Let $x=5$, $y=7$, $z=6$
$x+y = 2z$
Rearranging, $x-2z = -y$
and $x = -y+2z$
Multiply both sides respectively. $x^2-2xz = y^2-2yz$
$$x^2-2xz+z^2 = y^2-2yz+z^2$$ $$(x-z)^2 = (y-z)^2$$ $$x-z = y-z$$ Hence $x=y$, or $5 = 7$
Well, the conclusion is clearly false, but what went wrong? I think it may be the step in which one square roots both sides because it's taking out one solution?

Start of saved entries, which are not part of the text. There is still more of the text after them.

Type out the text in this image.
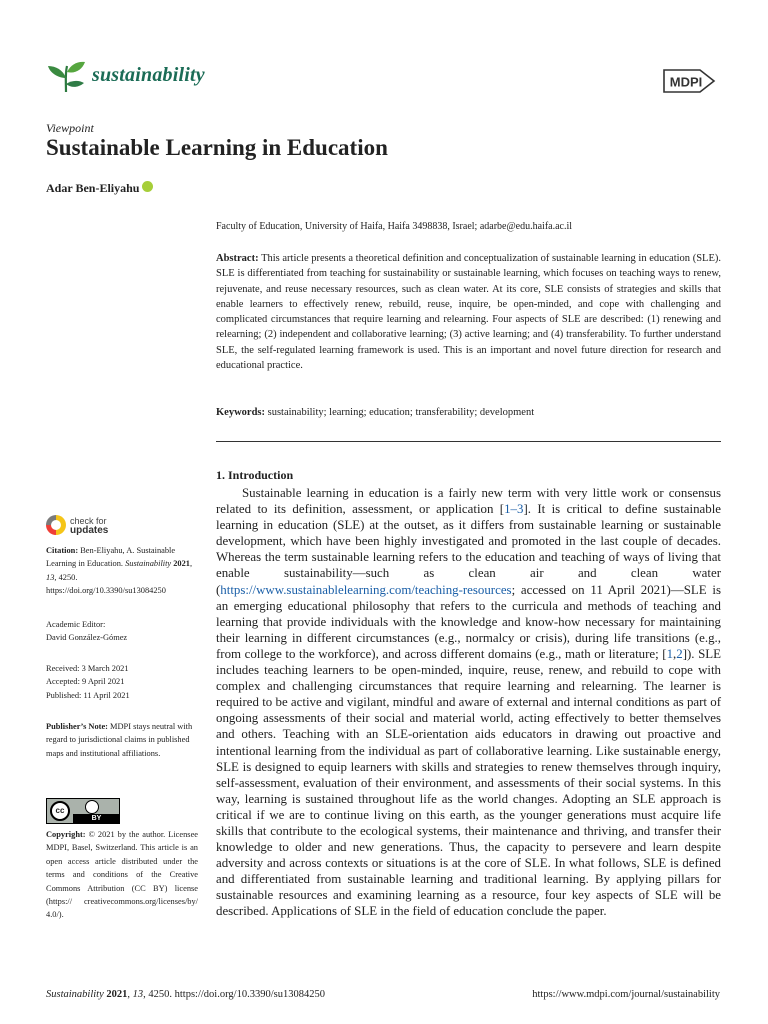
sustainability	MDPI
Viewpoint
Sustainable Learning in Education
Adar Ben-Eliyahu
Faculty of Education, University of Haifa, Haifa 3498838, Israel; adarbe@edu.haifa.ac.il
Abstract: This article presents a theoretical definition and conceptualization of sustainable learning in education (SLE). SLE is differentiated from teaching for sustainability or sustainable learning, which focuses on teaching ways to renew, rejuvenate, and reuse necessary resources, such as clean water. At its core, SLE consists of strategies and skills that enable learners to effectively renew, rebuild, reuse, inquire, be open-minded, and cope with challenging and complicated circumstances that require learning and relearning. Four aspects of SLE are described: (1) renewing and relearning; (2) independent and collaborative learning; (3) active learning; and (4) transferability. To further understand SLE, the self-regulated learning framework is used. This is an important and novel future direction for research and educational practice.
Keywords: sustainability; learning; education; transferability; development
check for
updates
Citation: Ben-Eliyahu, A. Sustainable Learning in Education. Sustainability 2021, 13, 4250. https://doi.org/10.3390/su13084250
Academic Editor:
David González-Gómez
Received: 3 March 2021
Accepted: 9 April 2021
Published: 11 April 2021
Publisher’s Note: MDPI stays neutral with regard to jurisdictional claims in published maps and institutional affiliations.
cc
BY
Copyright: © 2021 by the author. Licensee MDPI, Basel, Switzerland. This article is an open access article distributed under the terms and conditions of the Creative Commons Attribution (CC BY) license (https:// creativecommons.org/licenses/by/ 4.0/).
1. Introduction

Sustainable learning in education is a fairly new term with very little work or consensus related to its definition, assessment, or application [1–3]. It is critical to define sustainable learning in education (SLE) at the outset, as it differs from sustainable learning or sustainable development, which have been highly investigated and promoted in the last couple of decades. Whereas the term sustainable learning refers to the education and teaching of ways of living that enable sustainability—such as clean air and clean water (https://www.sustainablelearning.com/teaching-resources; accessed on 11 April 2021)—SLE is an emerging educational philosophy that refers to the curricula and methods of teaching and learning that provide individuals with the knowledge and know-how necessary for maintaining their learning in different circumstances (e.g., normalcy or crisis), during life transitions (e.g., from college to the workforce), and across different domains (e.g., math or literature; [1,2]). SLE includes teaching learners to be open-minded, inquire, reuse, renew, and rebuild to cope with complex and challenging circumstances that require learning and relearning. The learner is required to be active and vigilant, mindful and aware of external and internal conditions as part of ongoing assessments of their social and material world, acting effectively to better themselves and others. Teaching with an SLE-orientation aids educators in drawing out proactive and intentional learning from the individual as part of collaborative learning. Like sustainable energy, SLE is designed to equip learners with skills and strategies to renew themselves through inquiry, self-assessment, evaluation of their environment, and assessments of their social systems. In this way, learning is sustained throughout life as the world changes. Adopting an SLE approach is critical if we are to continue living on this earth, as the younger generations must acquire life skills that contribute to the ecological systems, their maintenance and thriving, and transfer their knowledge to older and new generations. Thus, the capacity to persevere and learn despite adversity and across contexts or situations is at the core of SLE. In what follows, SLE is defined and differentiated from sustainable learning and traditional learning. By applying pillars for sustainable resources and examining learning as a resource, four key aspects of SLE will be described. Applications of SLE in the field of education conclude the paper.

Sustainability 2021, 13, 4250. https://doi.org/10.3390/su13084250	https://www.mdpi.com/journal/sustainability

Hint $\ $ When debugging proofs on abstract objects, the error may become simpler to spot after specializing to more concrete objects. The symbols $\rm\:x,y,z\:$ denote abstract numbers, so let's specialize them to their concrete number values: $\rm\:x = 5,\: y=7,\: z = 6,\:$ yielding this "proof" $$\begin{eqnarray} 5 + 7 &=&\: 2\cdot 6 \\ 5- 2\cdot 6 &=&\: -7 \\ \cdots\ &=&\ \cdots \\ (5-6)^2\! &=&\: (7-6)^2 \\ \color{#c00}{5-6}\ \ \:&=&\:\ \ \color{#c00}{7-6}\: \end{eqnarray}$$ Now we can spot which inference is incorrect by determining the first $\rm\color{#c00}{false\ equation}$ above. If equation number $\rm\: n\!+\!1\:$ is false then the inference from equation $\rm\:n\:$ to $\rm\:n\!+\!1\:$ is incorrect. Doing so we find that last equation being false, which reveals the culprit inference $\,(-1)^2 = 1^2\color{#c00}{\Rightarrow\, -1 = 1}$
Analogous methods prove helpful generally: when studying abstract objects and something is not clear, look at concrete specializations to gain further insight on the general case.